今回の事は「小紅書(RED)」が商業化を加速する過程で直面すべき当然の反発だと言えるだろう。設立から5年が経ち、2億人のユーザーを抱えるほどに成長したその大規模なプラットフォームに対し、生ぬるい商業化戦略を展開していては、その収益能力は疑われ、資本市場への説得力も十分とは言えなくなる。

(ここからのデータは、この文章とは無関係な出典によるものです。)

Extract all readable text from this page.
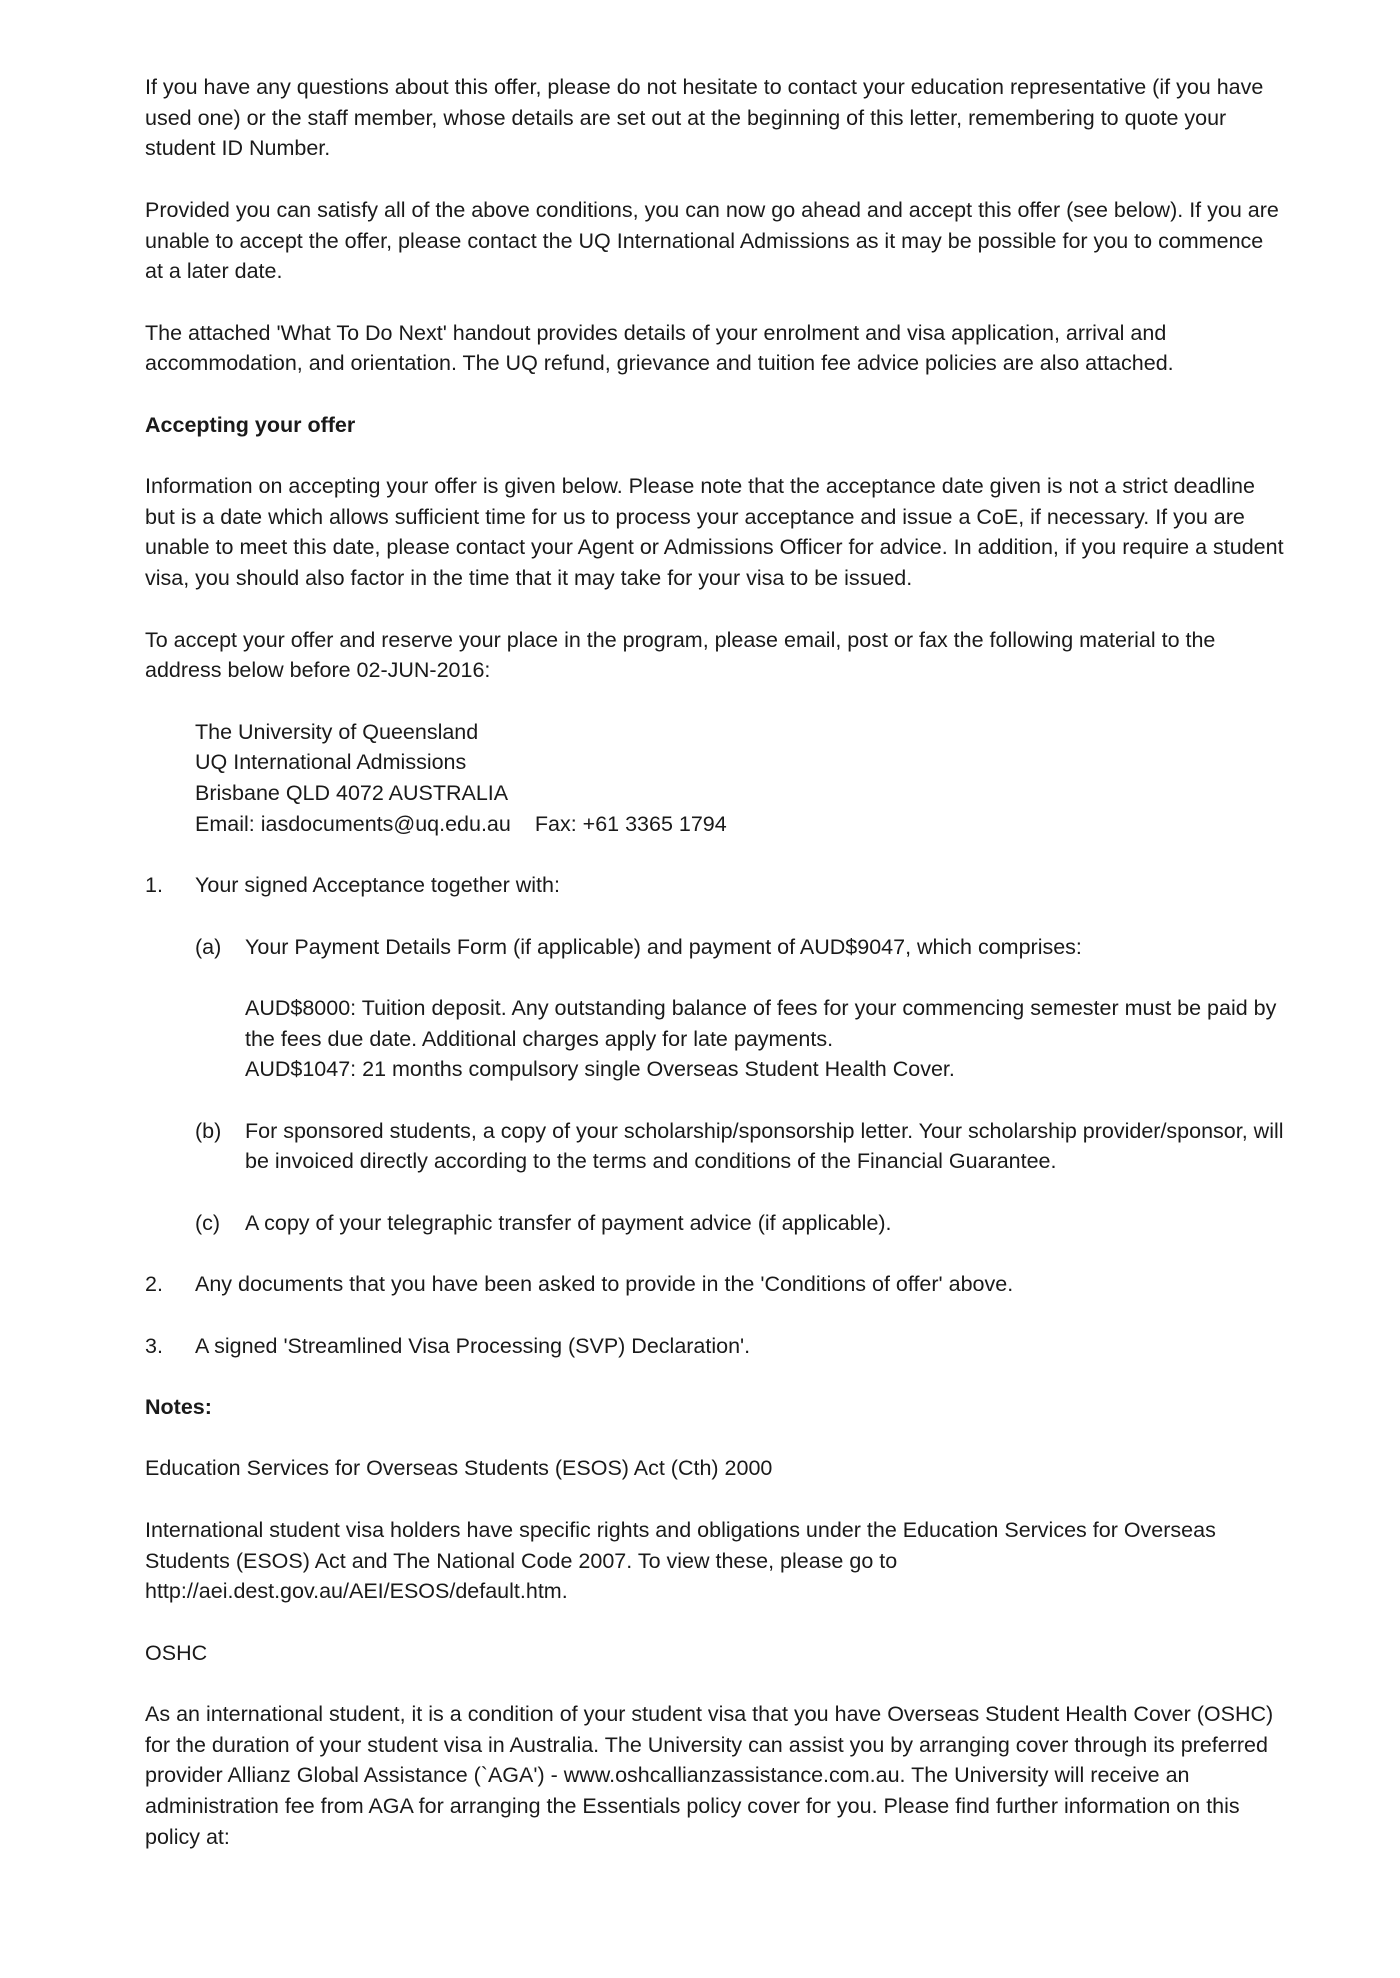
If you have any questions about this offer, please do not hesitate to contact your education representative (if you have used one) or the staff member, whose details are set out at the beginning of this letter, remembering to quote your student ID Number.

Provided you can satisfy all of the above conditions, you can now go ahead and accept this offer (see below). If you are unable to accept the offer, please contact the UQ International Admissions as it may be possible for you to commence at a later date.

The attached 'What To Do Next' handout provides details of your enrolment and visa application, arrival and accommodation, and orientation. The UQ refund, grievance and tuition fee advice policies are also attached.

Accepting your offer

Information on accepting your offer is given below. Please note that the acceptance date given is not a strict deadline but is a date which allows sufficient time for us to process your acceptance and issue a CoE, if necessary. If you are unable to meet this date, please contact your Agent or Admissions Officer for advice. In addition, if you require a student visa, you should also factor in the time that it may take for your visa to be issued.

To accept your offer and reserve your place in the program, please email, post or fax the following material to the address below before 02-JUN-2016:

The University of Queensland
UQ International Admissions
Brisbane QLD 4072 AUSTRALIA
Email: iasdocuments@uq.edu.au Fax: +61 3365 1794
1.	Your signed Acceptance together with:
(a)	Your Payment Details Form (if applicable) and payment of AUD$9047, which comprises:
AUD$8000: Tuition deposit. Any outstanding balance of fees for your commencing semester must be paid by the fees due date. Additional charges apply for late payments.
AUD$1047: 21 months compulsory single Overseas Student Health Cover.
(b)	For sponsored students, a copy of your scholarship/sponsorship letter. Your scholarship provider/sponsor, will be invoiced directly according to the terms and conditions of the Financial Guarantee.
(c)	A copy of your telegraphic transfer of payment advice (if applicable).
2.	Any documents that you have been asked to provide in the 'Conditions of offer' above.
3.	A signed 'Streamlined Visa Processing (SVP) Declaration'.

Notes:

Education Services for Overseas Students (ESOS) Act (Cth) 2000

International student visa holders have specific rights and obligations under the Education Services for Overseas Students (ESOS) Act and The National Code 2007. To view these, please go to http://aei.dest.gov.au/AEI/ESOS/default.htm.

OSHC

As an international student, it is a condition of your student visa that you have Overseas Student Health Cover (OSHC) for the duration of your student visa in Australia. The University can assist you by arranging cover through its preferred provider Allianz Global Assistance (`AGA') - www.oshcallianzassistance.com.au. The University will receive an administration fee from AGA for arranging the Essentials policy cover for you. Please find further information on this policy at:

企業とKOL(インフルエンサー)をマッチングしてプロモーションを促進するマーケティングツールの前例はすでに存在する。「微信(Weibo)」の「微任務」、「Tik Tok(抖音、ドウイン)」の「星図プラットフォーム」がまさにそれで、マーケティングサービスを提供すると同時に一定のサービス料を徴求している。収益全体における割合は決して大きくはないが、おのずと必要になったマネタイズ手法であり、「小紅書(RED)」も彼らに続くことだろう。
「小紅書(RED)」の公式発表によると、2019年はユーザー増加と商業化の要の年だという。2018年下半期にプロモーション業務を始動させ、「淘宝(タオバオ)」などの大型ECプラットフォームを通じてトラフィックを測定、2019年にマーケティングプラットフォームを設立、そして今回のプラットフォームの一斉規制と、「小紅書(RED)」は確実に商業化への道を加速させている。